Prosecco — but not as you know it. This is a col fondo but made from glera in Veneto. Light, refreshing, apples and citrus with a herbal background too. A great col fondo for Christmas.
Three brothers from a long line of winemakers set up this vineyard in 2005. They wanted to make a prosecco in the old style. Making a wine like their grandfathers used to, cloudy, unfiltered and with a crown cap to seal it. They're taking Venetian wines and putting a twist on what we're used to.
Veneto is an important region for wine in Italy. It produces famous wines like amarine, valpolicella and soave. This wine is unofficial prosecco. It's from the prosecco region and uses the prosecco grape variety of glera, but is classified instead as glera frizzante. This is because it uses a completely different wine making method to your usual sparkling prosecco.

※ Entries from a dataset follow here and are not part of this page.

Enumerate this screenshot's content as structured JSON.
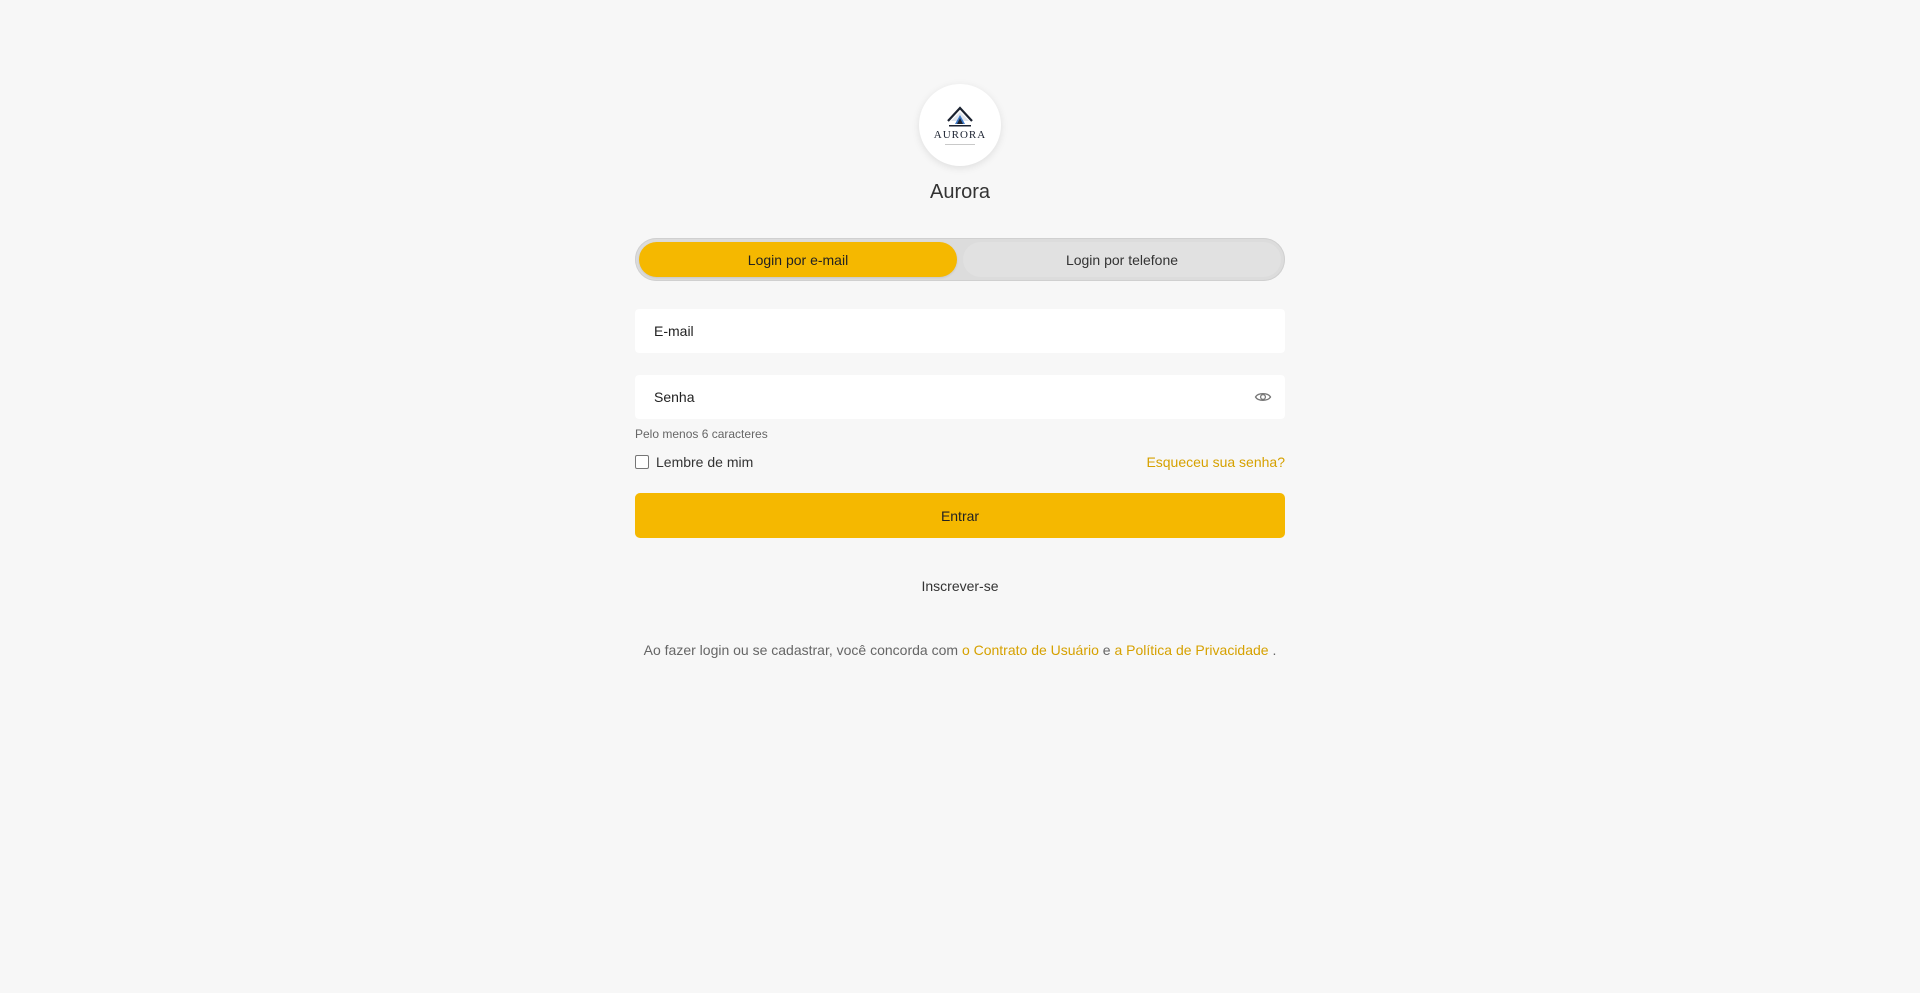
{
  "brand": {
    "logo_text": "AURORA",
    "app_name": "Aurora",
    "accent_color": "#f5b800",
    "link_color": "#d6a100"
  },
  "tabs": [
    {
      "label": "Login por e-mail",
      "active": true
    },
    {
      "label": "Login por telefone",
      "active": false
    }
  ],
  "email_field": {
    "placeholder": "E-mail",
    "value": ""
  },
  "password_field": {
    "placeholder": "Senha",
    "value": "",
    "toggle_icon": "eye-icon",
    "hint": "Pelo menos 6 caracteres"
  },
  "remember": {
    "label": "Lembre de mim",
    "checked": false
  },
  "forgot_label": "Esqueceu sua senha?",
  "submit_label": "Entrar",
  "signup_label": "Inscrever-se",
  "terms": {
    "prefix": "Ao fazer login ou se cadastrar, você concorda com",
    "user_agreement": "o Contrato de Usuário",
    "conjunction": "e",
    "privacy_policy": "a Política de Privacidade",
    "suffix": "."
  }
}
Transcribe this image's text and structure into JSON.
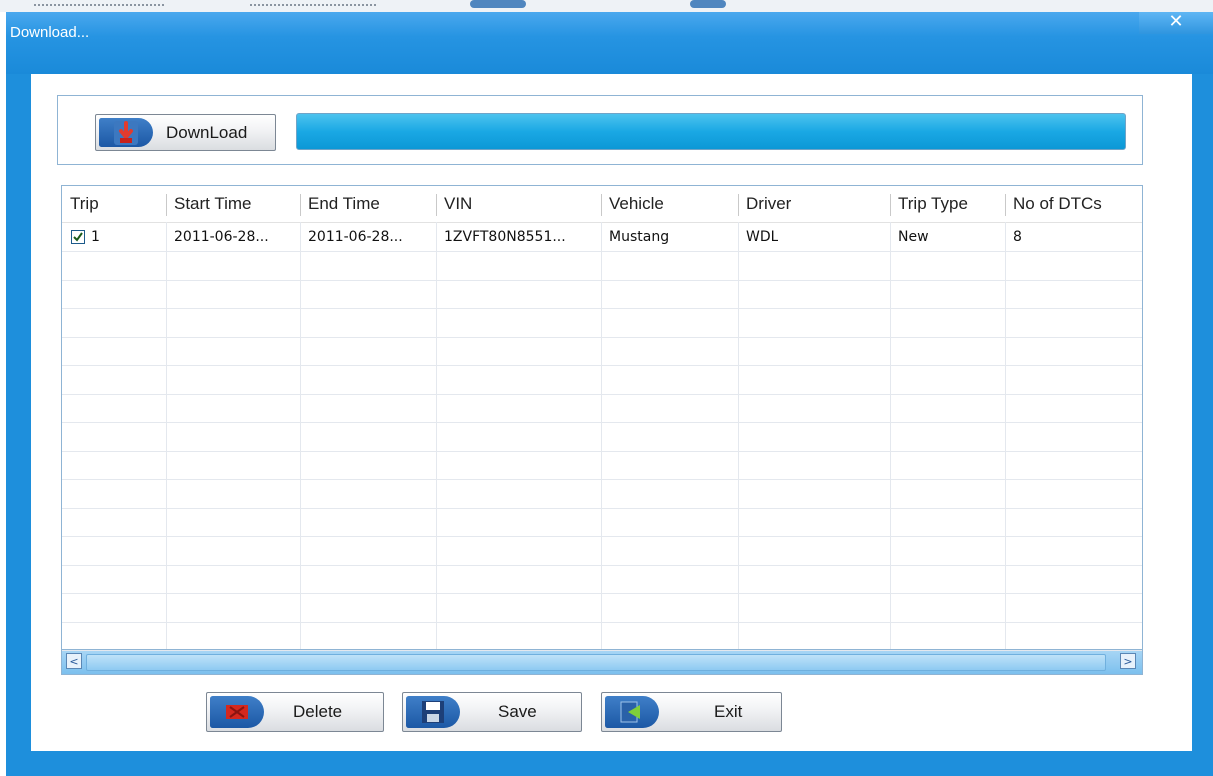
{
  "window": {
    "title": "Download..."
  },
  "toolbar": {
    "download_label": "DownLoad",
    "progress_percent": 100
  },
  "table": {
    "columns": [
      "Trip",
      "Start Time",
      "End Time",
      "VIN",
      "Vehicle",
      "Driver",
      "Trip Type",
      "No of DTCs"
    ],
    "rows": [
      {
        "trip": "1",
        "checked": true,
        "start_time": "2011-06-28...",
        "end_time": "2011-06-28...",
        "vin": "1ZVFT80N8551...",
        "vehicle": "Mustang",
        "driver": "WDL",
        "trip_type": "New",
        "dtcs": "8"
      }
    ]
  },
  "footer": {
    "delete_label": "Delete",
    "save_label": "Save",
    "exit_label": "Exit"
  },
  "icons": {
    "close": "close-icon",
    "download": "download-icon",
    "delete": "delete-icon",
    "save": "save-icon",
    "exit": "exit-icon",
    "check": "check-icon"
  },
  "colors": {
    "window_frame": "#1e8fdc",
    "progress": "#1aa8e4",
    "icon_bg": "#1c58a5"
  }
}
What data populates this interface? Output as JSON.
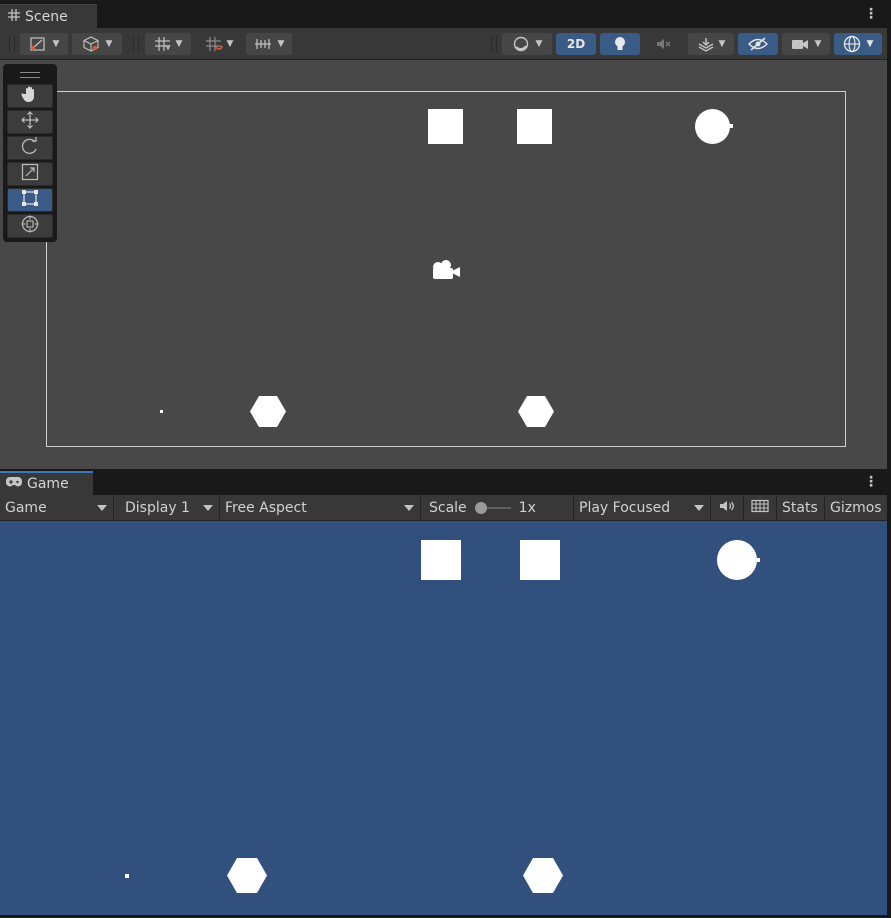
{
  "scene_panel": {
    "tab_title": "Scene",
    "toolbar": {
      "toggle_2d": "2D"
    }
  },
  "tools": [
    "hand-tool",
    "move-tool",
    "rotate-tool",
    "scale-tool",
    "rect-tool",
    "transform-tool"
  ],
  "active_tool": "rect-tool",
  "game_panel": {
    "tab_title": "Game",
    "toolbar": {
      "view_mode": "Game",
      "display": "Display 1",
      "aspect": "Free Aspect",
      "scale_label": "Scale",
      "scale_value": "1x",
      "play_mode": "Play Focused",
      "stats_label": "Stats",
      "gizmos_label": "Gizmos"
    }
  },
  "colors": {
    "scene_background": "#484848",
    "game_background": "#31507e",
    "active_button": "#3a5b85",
    "sprite": "#ffffff"
  }
}
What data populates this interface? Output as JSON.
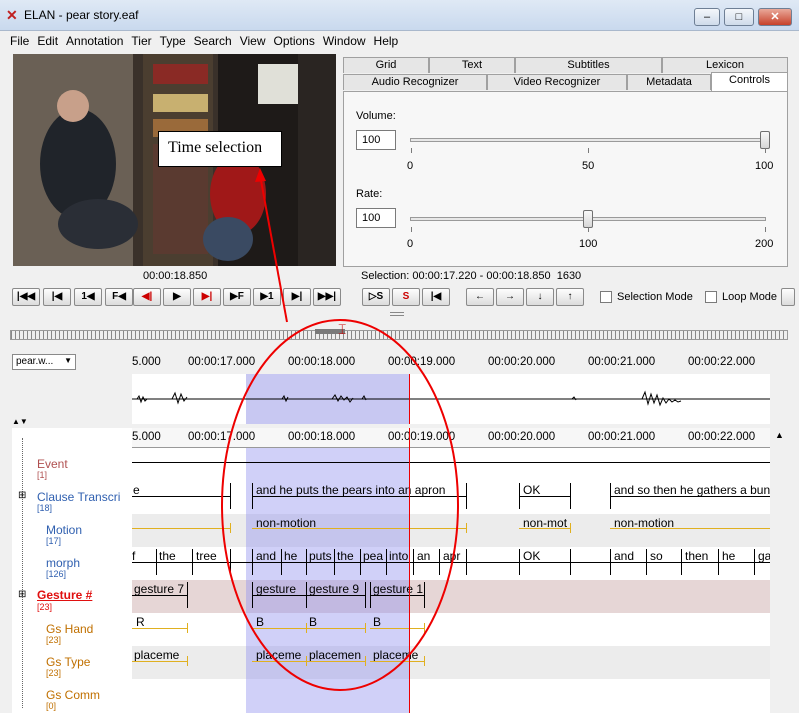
{
  "window": {
    "title": "ELAN - pear story.eaf",
    "min": "–",
    "max": "□",
    "close": "✕"
  },
  "menu": [
    "File",
    "Edit",
    "Annotation",
    "Tier",
    "Type",
    "Search",
    "View",
    "Options",
    "Window",
    "Help"
  ],
  "tabs_row1": [
    "Grid",
    "Text",
    "Subtitles",
    "Lexicon"
  ],
  "tabs_row2": [
    "Audio Recognizer",
    "Video Recognizer",
    "Metadata",
    "Controls"
  ],
  "controls": {
    "volume_label": "Volume:",
    "volume_value": "100",
    "volume_ticks": [
      "0",
      "50",
      "100"
    ],
    "volume_level": 1.0,
    "rate_label": "Rate:",
    "rate_value": "100",
    "rate_ticks": [
      "0",
      "100",
      "200"
    ],
    "rate_level": 0.5
  },
  "media": {
    "current_time": "00:00:18.850",
    "selection": "Selection: 00:00:17.220 - 00:00:18.850  1630",
    "buttons": [
      "|◀◀",
      "|◀",
      "1◀",
      "F◀",
      "◀|",
      "▶",
      "▶|",
      "▶F",
      "▶1",
      "▶|",
      "▶▶|"
    ],
    "sel_buttons": [
      "▷S",
      "S",
      "|◀"
    ],
    "nav_buttons": [
      "←",
      "→",
      "↓",
      "↑"
    ],
    "selection_mode": "Selection Mode",
    "loop_mode": "Loop Mode"
  },
  "callout": "Time selection",
  "waveform_selector": "pear.w...",
  "ruler": [
    {
      "t": "5.000"
    },
    {
      "t": "00:00:17.000"
    },
    {
      "t": "00:00:18.000"
    },
    {
      "t": "00:00:19.000"
    },
    {
      "t": "00:00:20.000"
    },
    {
      "t": "00:00:21.000"
    },
    {
      "t": "00:00:22.000"
    }
  ],
  "tiers": [
    {
      "name": "Event",
      "count": "[1]",
      "color": "#b05050"
    },
    {
      "name": "Clause Transcri",
      "count": "[18]",
      "color": "#3060b0"
    },
    {
      "name": "Motion",
      "count": "[17]",
      "color": "#3060b0"
    },
    {
      "name": "morph",
      "count": "[126]",
      "color": "#3060b0"
    },
    {
      "name": "Gesture #",
      "count": "[23]",
      "color": "#e01010"
    },
    {
      "name": "Gs Hand",
      "count": "[23]",
      "color": "#c07000"
    },
    {
      "name": "Gs Type",
      "count": "[23]",
      "color": "#c07000"
    },
    {
      "name": "Gs Comm",
      "count": "[0]",
      "color": "#c07000"
    }
  ],
  "annotations": {
    "clause": [
      "e",
      "and he puts the pears into an apron",
      "OK",
      "and so then he gathers a bun"
    ],
    "motion": [
      "non-motion",
      "non-mot",
      "non-motion"
    ],
    "morph": [
      "f",
      "the",
      "tree",
      "and",
      "he",
      "puts",
      "the",
      "pea",
      "into",
      "an",
      "apr",
      "OK",
      "and",
      "so",
      "then",
      "he",
      "ga"
    ],
    "gesture": [
      "gesture 7",
      "gesture",
      "gesture 9",
      "gesture 1"
    ],
    "gshand": [
      "R",
      "B",
      "B",
      "B"
    ],
    "gstype": [
      "placeme",
      "placeme",
      "placemen",
      "placeme"
    ]
  }
}
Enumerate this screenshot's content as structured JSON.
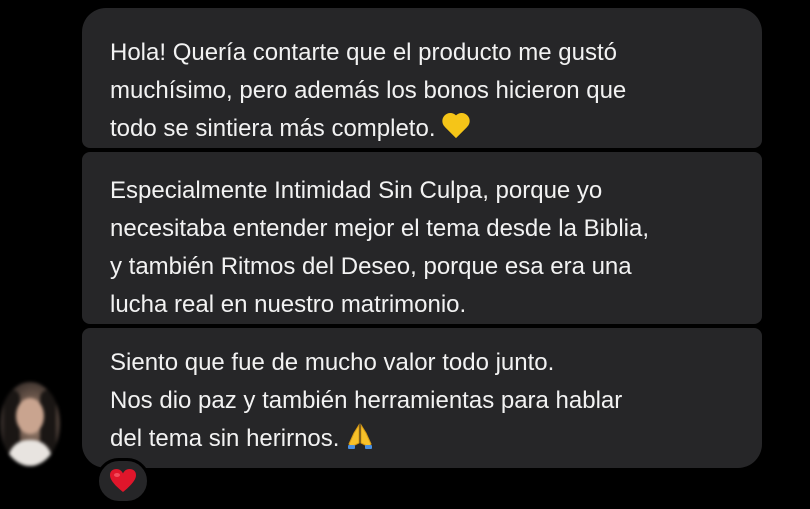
{
  "messages": [
    {
      "lines": [
        "Hola! Quería contarte que el producto me gustó",
        "muchísimo, pero además los bonos hicieron que",
        "todo se sintiera más completo."
      ],
      "trailing_emoji": "yellow-heart-icon"
    },
    {
      "lines": [
        "Especialmente Intimidad Sin Culpa, porque yo",
        "necesitaba entender mejor el tema desde la Biblia,",
        "y también Ritmos del Deseo, porque esa era una",
        "lucha real en nuestro matrimonio."
      ]
    },
    {
      "lines": [
        "Siento que fue de mucho valor todo junto.",
        "Nos dio paz y también herramientas para hablar",
        "del tema sin herirnos."
      ],
      "trailing_emoji": "folded-hands-icon"
    }
  ],
  "reaction": {
    "icon": "red-heart-icon",
    "color": "#e0162b"
  },
  "colors": {
    "background": "#000000",
    "bubble": "#262628",
    "text": "#f2f2f2"
  }
}
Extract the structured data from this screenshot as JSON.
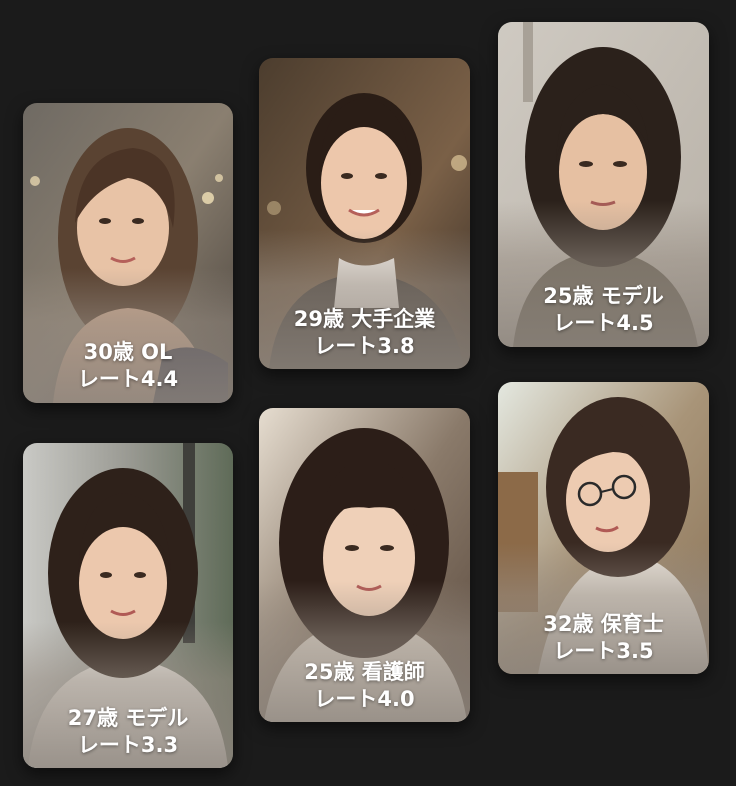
{
  "profiles": [
    {
      "line1": "30歳 OL",
      "line2": "レート4.4"
    },
    {
      "line1": "29歳 大手企業",
      "line2": "レート3.8"
    },
    {
      "line1": "25歳 モデル",
      "line2": "レート4.5"
    },
    {
      "line1": "27歳 モデル",
      "line2": "レート3.3"
    },
    {
      "line1": "25歳 看護師",
      "line2": "レート4.0"
    },
    {
      "line1": "32歳 保育士",
      "line2": "レート3.5"
    }
  ]
}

The grape variety used to make prosecco was also called prosecco until 2009. It's name then changed to glera so that winemakers outside of the prosecco region in Italy couldn't put the word prosecco on their bottles. This allowed prosecco to become its own region and have its own identity for their wines.
This is a col fondo wine — Italian for pet nat — which means it is naturally sparkling. To make a sparkling wine, it needs to be fermented twice. In prosecco, this happens inside huge tanks. With the col fondo method, it is stopped in its first fermentation, before naturally carrying on fermenting inside the very bottle you're drinking out of.